Kick Stand: Both bikes have kickstands and both do their job. It seems the spring on the FX could be a little stronger and the FX does not have the safety band the KTM does to hold the kickstand up. However I haven’t had any issues to date with the FX kickstand not staying in the up position.
Air Filter: The air filter on the FX is where the fuel tank is on the KTM. The air filter for the KTM is under the seat. The KTM air filter is much larger than the FX. However, since the FX air filter is higher and farther forward, it does not suck as much dust stirred up from the front wheel and will be much less prone to suck in water on those deep-water crossings. Both are easy to access and neither requires any tools.
Skid-Plate: Neither the KTM or FX come with a factory skid-plate. The FX comes with mounting tabs that are already welded on the frame for installing the skid-plate and the KTM does not. The KTM uses clamps that wrap around the steel frame tubes to mount the skid-plate. As a result, the FX skid-plate is more secure and easier to install and remove and does not scar up the frame.
Fuel Consumption: The KTM has a three-gallon fuel tank; the FX has a two-gallon fuel tank.

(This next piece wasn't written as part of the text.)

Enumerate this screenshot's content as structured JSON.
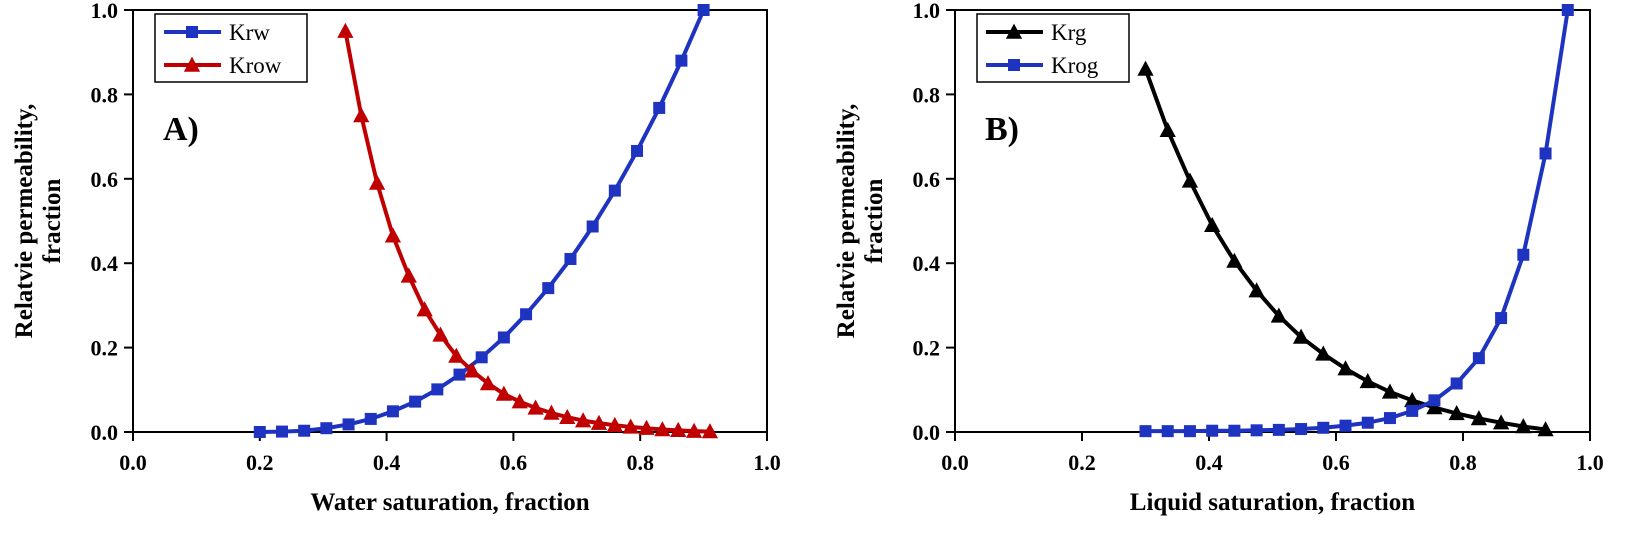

I was really concerned about this when I first bought the FX. The location of the fuel cap and the lack of visibility of the tank would make pitting on the FX very time consuming. However the FX does amazingly we¬¬¬ll on fuel consumption. In six races, all approximately forty miles long ranging from 2 hours to 2.5 hours on a varying range of track conditions and I have never used more than 1.3 gallons of fuel. The fuel consumption on the FX is truly amazing.
For me, the clear winner is the FX. The combination of the frame geometry, suspension and power delivery has increased my corner speed by a huge amount. The FX turns much better than the KTM and the power delivery is smooth and controllable. In my opinion, the suspension on the FX can’t even be compared to the KTM. The KYB SSS suspension is perfect out-of-the box. However when riding the bikes, I feel like I am faster on the KTM but the clock and my race results on the FX tell a completely different story.